Search through the range of suggested videos on your social media platforms, and you are guaranteed to come across commentaries regarding the artistry of cuisine. The meticulously constructed, often decadent, combination of ingredients transformed into food unworthy of destruction with a fork and knife. Director Mark Mylod turns the cinematic lens onto highfalutin foodies with "The Menu," an entertaining and biting dark comedy about entitlement and food culture.  

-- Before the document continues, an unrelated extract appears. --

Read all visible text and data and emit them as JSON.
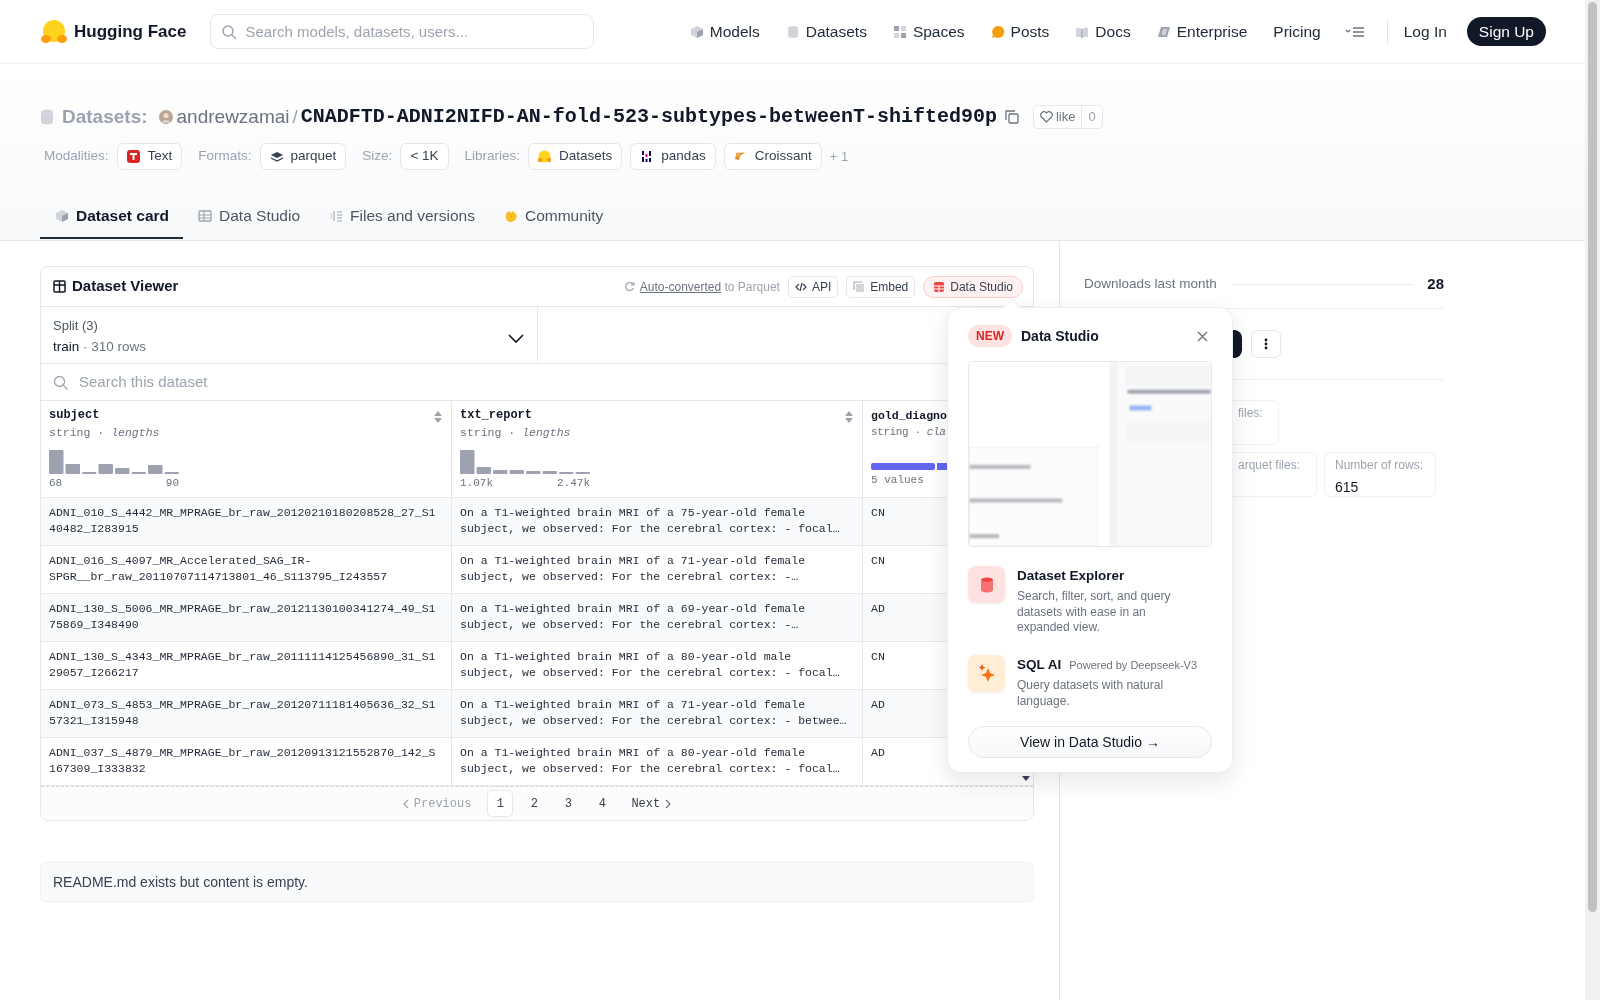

New couple Margot (Anya Taylor-Joy) and Tyler (Nicholas Hoult) wait impatiently for a boat that is transporting them to a private island for an exclusive dinner presented by the famed Chef Slowik (Ralph Fiennes). Other guests, who compose the top percentage of affluence, also wait in anticipation, mingling with their boastful opinions about the evening ahead of them. Upon arrival at the swanky kitchen, an obedient and highly-organized army of kitchen staff wait to serve a multi-course of curated cuisines.

Chef Slowik, who at the clap of his hands immediately receives a stand-at-attention and response of "Yes Chef" from his kitchen staff, has hand-picked the arrangement of menu items along with the specific group of guests in his dining room. No one is there by accident. The guests include a name-dropping movie star (John Leguizamo), a group of male social media influencers (Arturo Castro, Mark St. Cyr, and Rob Yang), and a pretentious food critic (Janet McTeer), amongst other people who each occupy their own indulgent and arrogant place in society. Margot, who was added to the guest list at the last minute, is the exception. Chef Slowik has devious plans, and Margot has the potential to ruin his menu. 

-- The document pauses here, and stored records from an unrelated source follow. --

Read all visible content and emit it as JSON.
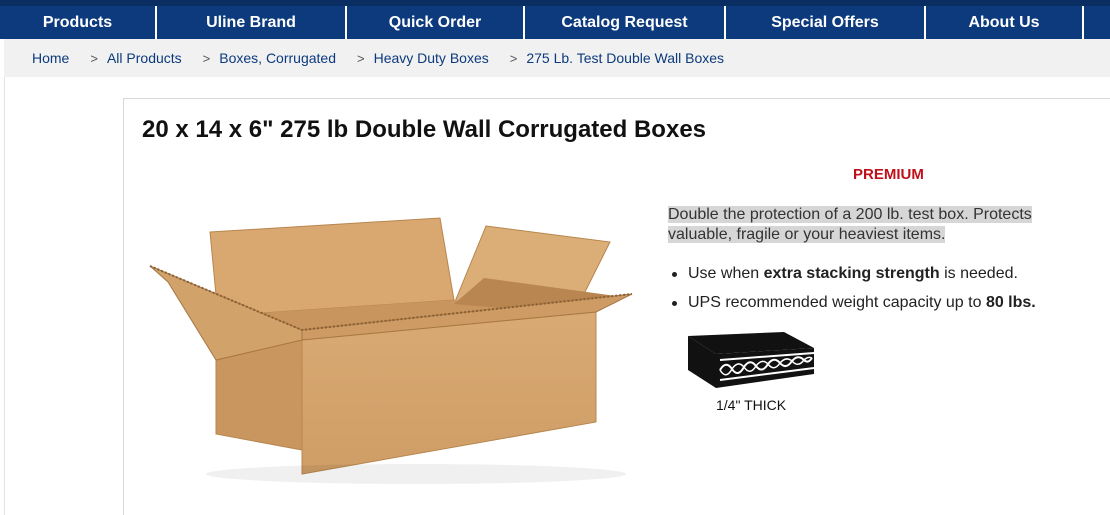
{
  "nav": {
    "items": [
      {
        "label": "Products"
      },
      {
        "label": "Uline Brand"
      },
      {
        "label": "Quick Order"
      },
      {
        "label": "Catalog Request"
      },
      {
        "label": "Special Offers"
      },
      {
        "label": "About Us"
      }
    ]
  },
  "breadcrumb": {
    "items": [
      {
        "label": "Home"
      },
      {
        "label": "All Products"
      },
      {
        "label": "Boxes, Corrugated"
      },
      {
        "label": "Heavy Duty Boxes"
      },
      {
        "label": "275 Lb. Test Double Wall Boxes"
      }
    ],
    "separator": ">"
  },
  "product": {
    "title": "20 x 14 x 6\" 275 lb Double Wall Corrugated Boxes",
    "badge": "PREMIUM",
    "description": "Double the protection of a 200 lb. test box. Protects valuable, fragile or your heaviest items.",
    "bullets": [
      {
        "before": "Use when ",
        "bold": "extra stacking strength",
        "after": " is needed."
      },
      {
        "before": "UPS recommended weight capacity up to ",
        "bold": "80 lbs.",
        "after": ""
      }
    ],
    "thickness_label": "1/4\" THICK"
  },
  "colors": {
    "nav_bg": "#0c3a7d",
    "badge": "#c0101a",
    "link": "#0c3a7d",
    "cardboard": "#d4a56f"
  }
}
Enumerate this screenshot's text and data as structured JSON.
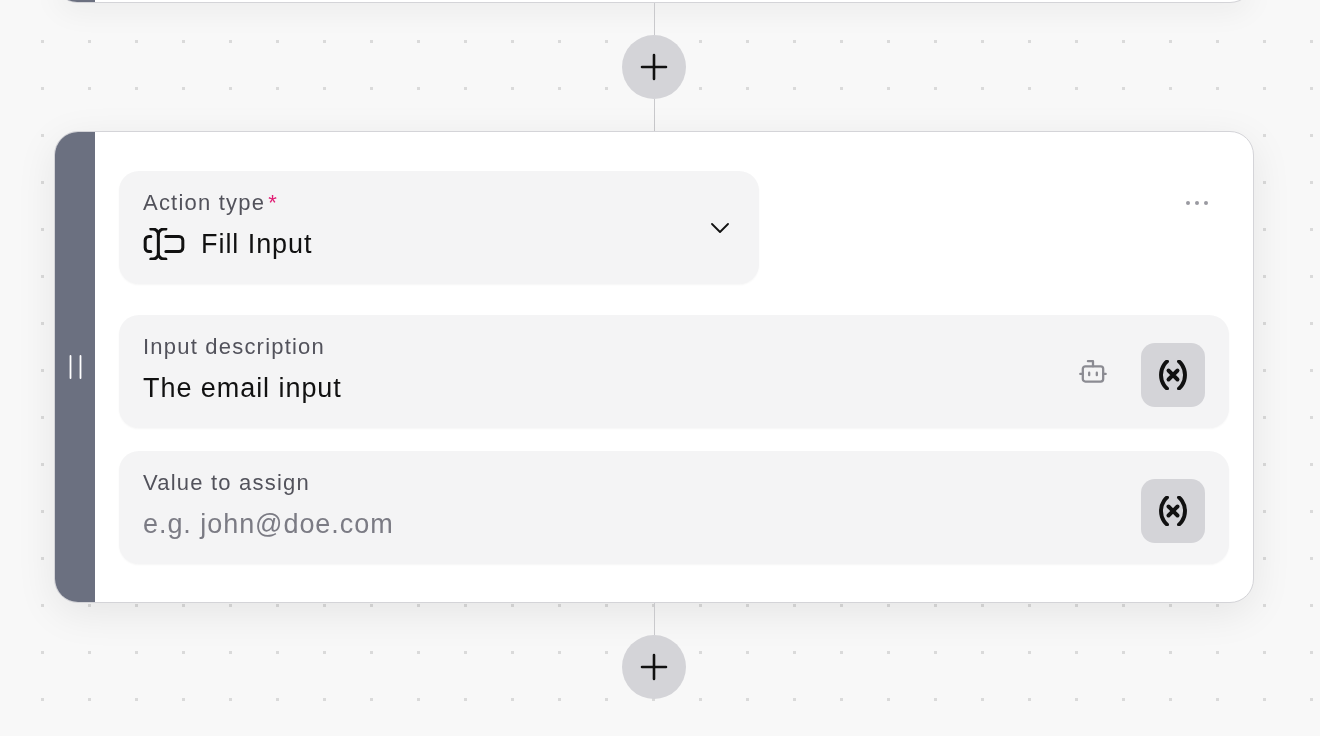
{
  "action_card": {
    "action_type": {
      "label": "Action type",
      "required_mark": "*",
      "value": "Fill Input"
    },
    "fields": [
      {
        "label": "Input description",
        "value": "The email input",
        "ai_button": true
      },
      {
        "label": "Value to assign",
        "placeholder": "e.g. john@doe.com",
        "ai_button": false
      }
    ]
  }
}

Director Mark Mylod and writers Seth Reiss and Will Tracy craft a tight mystery seasoned with a pinch of horror movie influences. The story is a clever mix of dark comedy setups and a self-aware examination of modern food culture. Much humor is sprinkled throughout the story; the best jokes come at the peak of tension-fueled moments, at unexpected times when the film diverges momentarily down a darker path. However, it's never scary; the characters, with their loathsome mannerisms and cynical commentaries, dictate the sarcastic and comedic tone established throughout the film. 

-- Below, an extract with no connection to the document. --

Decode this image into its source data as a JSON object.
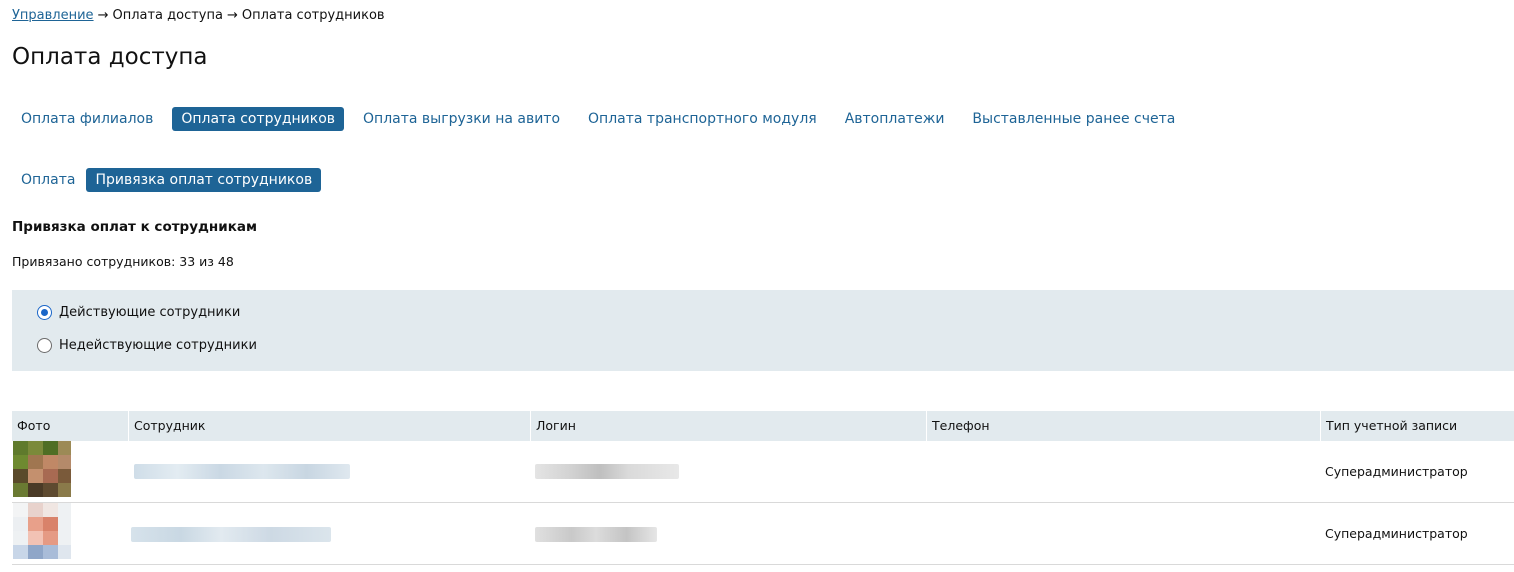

It's hard to empathize with the guests in Chef Slowik's dining room. Each is obnoxious to various degrees of tolerability. The food critic imposes negative critiques after every bite. The movie star is more concerned with his fading status than the food in front of him. And Margot's date, Tyler, snaps pictures of every course even after being told it wasn't allowed. Except for Margot, who could care less about the food, everyone is terrible. 

At many moments Chef Slowik, the obvious villain of the film, garners the most sympathy. That's all because of the talents of Ralph Fiennes, who is no stranger to villainous roles. The actor’s sad eyes and uneasy mannerisms cut through the more powerful emotions of resentment and arrogance for the character. Fiennes's exceptional performance is a skillful balancing act. Anna Taylor-Joy is also great; her honest self-worth and confidence counter nicely against the other guests and the challenge of the demanding Chef. 

"The Menu," in moments, makes unnecessary narrative shifts for the sake of drama that stalls the otherwise tight pacing. But that rarely distracts from the fun the film is having. Supported by great performances and the entertaining use of dark comedy, "The Menu" is the best pick for a "dinner and a movie" night.